Root Access is the general chat room for users of Super User, and any new user coming in being curious about the chat will have that bot greeting them. That is a functionality that the Stack Exchange chat system specifically and intentionally does not offer, and a user-written bot shouldn't either.
Given that the user who is in control of the bot – you – wasn't available in the room at that time, I disabled the bot by "suspending" the user you created for it and left you a message, in particular telling you
I have suspended the bot for now, let me (or another moderator) know when the greeting is off.
I put the word "suspending" in quotes because it's not like I put a real user into the penalty bin – I just disabled a bot.
As to the question of why it's allowed in other rooms – it's not.

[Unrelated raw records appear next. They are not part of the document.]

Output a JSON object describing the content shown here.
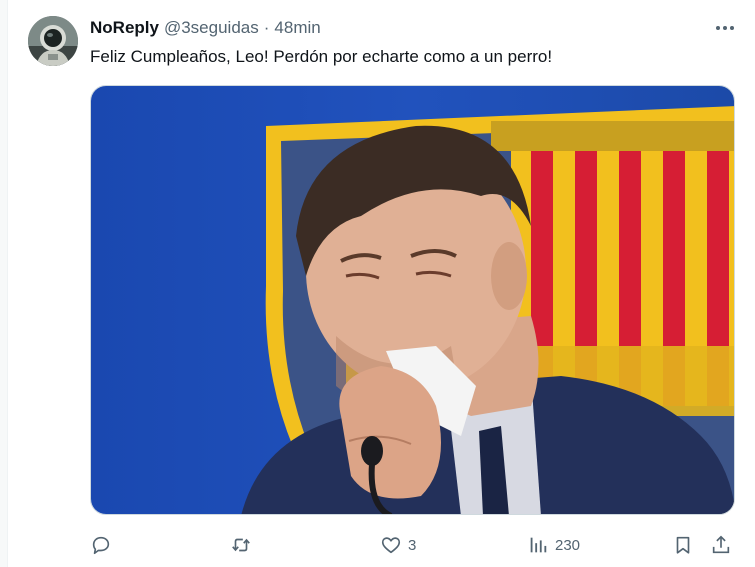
{
  "tweet": {
    "display_name": "NoReply",
    "handle": "@3seguidas",
    "separator": "·",
    "time": "48min",
    "text": "Feliz Cumpleaños, Leo! Perdón por echarte como a un perro!",
    "avatar_icon": "astronaut-avatar",
    "media_alt": "photo"
  },
  "actions": {
    "reply": {
      "icon": "reply-icon",
      "count": ""
    },
    "retweet": {
      "icon": "retweet-icon",
      "count": ""
    },
    "like": {
      "icon": "heart-icon",
      "count": "3"
    },
    "views": {
      "icon": "views-icon",
      "count": "230"
    },
    "bookmark": {
      "icon": "bookmark-icon"
    },
    "share": {
      "icon": "share-icon"
    }
  },
  "colors": {
    "text": "#0f1419",
    "secondary": "#536471",
    "border": "#cfd9de",
    "backdrop_blue": "#1f4fb6",
    "crest_gold": "#f2c01e",
    "crest_red": "#d61e34"
  }
}
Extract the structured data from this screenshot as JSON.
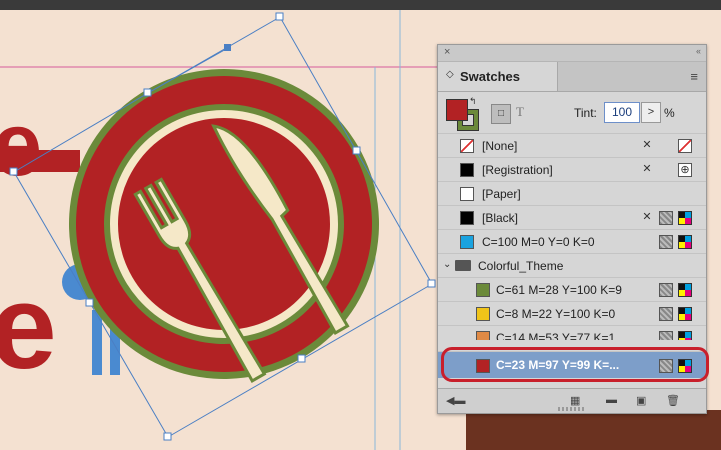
{
  "panel": {
    "close_glyph": "×",
    "collapse_glyph": "‹‹",
    "tab_icon": "◇",
    "tab_title": "Swatches",
    "menu_glyph": "≡"
  },
  "controls": {
    "swap_glyph": "↰",
    "frame_glyph": "□",
    "text_glyph": "T",
    "tint_label": "Tint:",
    "tint_value": "100",
    "tint_arrow": ">",
    "tint_percent": "%"
  },
  "swatches": [
    {
      "label": "[None]",
      "chip": "#ffffff"
    },
    {
      "label": "[Registration]",
      "chip": "#000000"
    },
    {
      "label": "[Paper]",
      "chip": "#ffffff"
    },
    {
      "label": "[Black]",
      "chip": "#000000"
    },
    {
      "label": "C=100 M=0 Y=0 K=0",
      "chip": "#1aa3e0"
    },
    {
      "label": "Colorful_Theme"
    },
    {
      "label": "C=61 M=28 Y=100 K=9",
      "chip": "#6b8a3a"
    },
    {
      "label": "C=8 M=22 Y=100 K=0",
      "chip": "#f0c419"
    },
    {
      "label": "C=14 M=53 Y=77 K=1",
      "chip": "#e08a45"
    },
    {
      "label": "C=23 M=97 Y=99 K=...",
      "chip": "#b22224"
    }
  ],
  "colors": {
    "accent_red": "#b22224",
    "olive": "#6b8a3a",
    "cream": "#f5e8c8",
    "canvas": "#f4e1d1",
    "selection_blue": "#7d9ec9",
    "highlight_ring": "#c81f2b"
  },
  "icons": {
    "close": "close-icon",
    "collapse": "collapse-icon",
    "menu": "panel-menu-icon",
    "folder": "folder-icon",
    "new_swatch": "new-swatch-icon",
    "delete": "trash-icon"
  }
}
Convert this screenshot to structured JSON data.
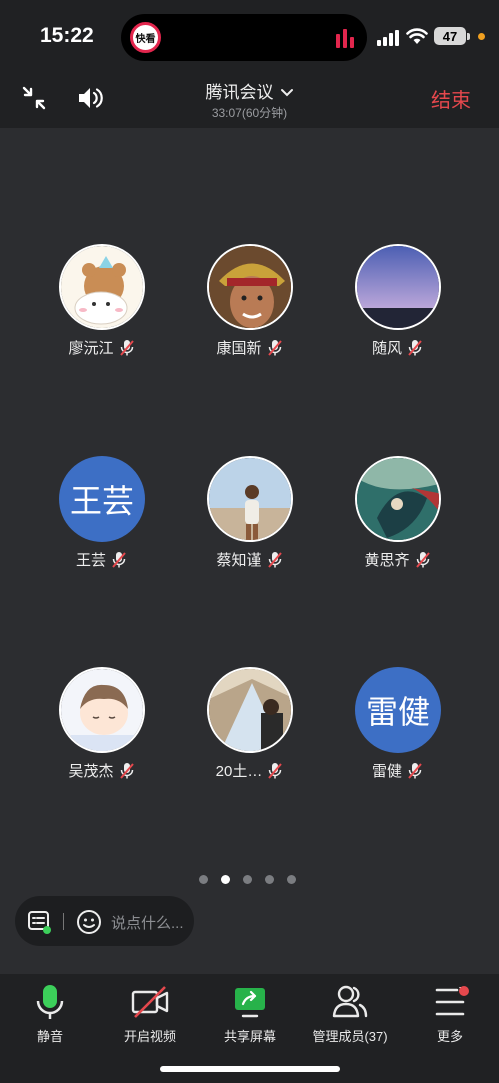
{
  "status": {
    "time": "15:22",
    "battery": "47",
    "island_app": "快看"
  },
  "header": {
    "title": "腾讯会议",
    "subtitle": "33:07(60分钟)",
    "end_label": "结束"
  },
  "participants": [
    {
      "name": "廖沅江",
      "avatar": "cartoon-bear"
    },
    {
      "name": "康国新",
      "avatar": "warrior"
    },
    {
      "name": "随风",
      "avatar": "sky"
    },
    {
      "name": "王芸",
      "avatar_text": "王芸"
    },
    {
      "name": "蔡知谨",
      "avatar": "person-beach"
    },
    {
      "name": "黄思齐",
      "avatar": "fantasy-art"
    },
    {
      "name": "吴茂杰",
      "avatar": "anime-boy"
    },
    {
      "name": "20土…",
      "avatar": "tent-photo"
    },
    {
      "name": "雷健",
      "avatar_text": "雷健"
    }
  ],
  "pagination": {
    "pages": 5,
    "current": 2
  },
  "chat": {
    "placeholder": "说点什么..."
  },
  "toolbar": {
    "mute": "静音",
    "video": "开启视频",
    "share": "共享屏幕",
    "members": "管理成员(37)",
    "more": "更多"
  },
  "colors": {
    "end_red": "#e5484d",
    "mic_green": "#3ccf5a",
    "share_green": "#27b24a",
    "avatar_blue": "#3d6fc5"
  }
}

I just wasn't aware there were more. Tim, one of our community managers, will check out the other rooms you mention and enforce the same thing there.
If a room is specifically created for a bot, or the room's purpose is very specific to a well-defined group of people who consider the bot fitting and its greeting appropriate, we don't have any issues with it.
But in this case we're talking about a general for-everybody chat room, the first point of contact of new users with the chat, and in such a room, we have to ask bots to tread lightly.
As to the /fuckable
command, I merely asked you to reconsider. Personally, I find it extremely immature an inappropriate, but I haven't made up my mind about outright disallowing it, and if you do reconsider and remove it, we wouldn't have to make a decision about that. If you don't, then we'd have to talk about it and decide. From your point 2.2 it looks like this won't be necessary in this case, but if you say the same bot runs in other rooms, there may be other cases.
Finally for completeness and reference, our general stand on chat bots is stated in this answer of mine.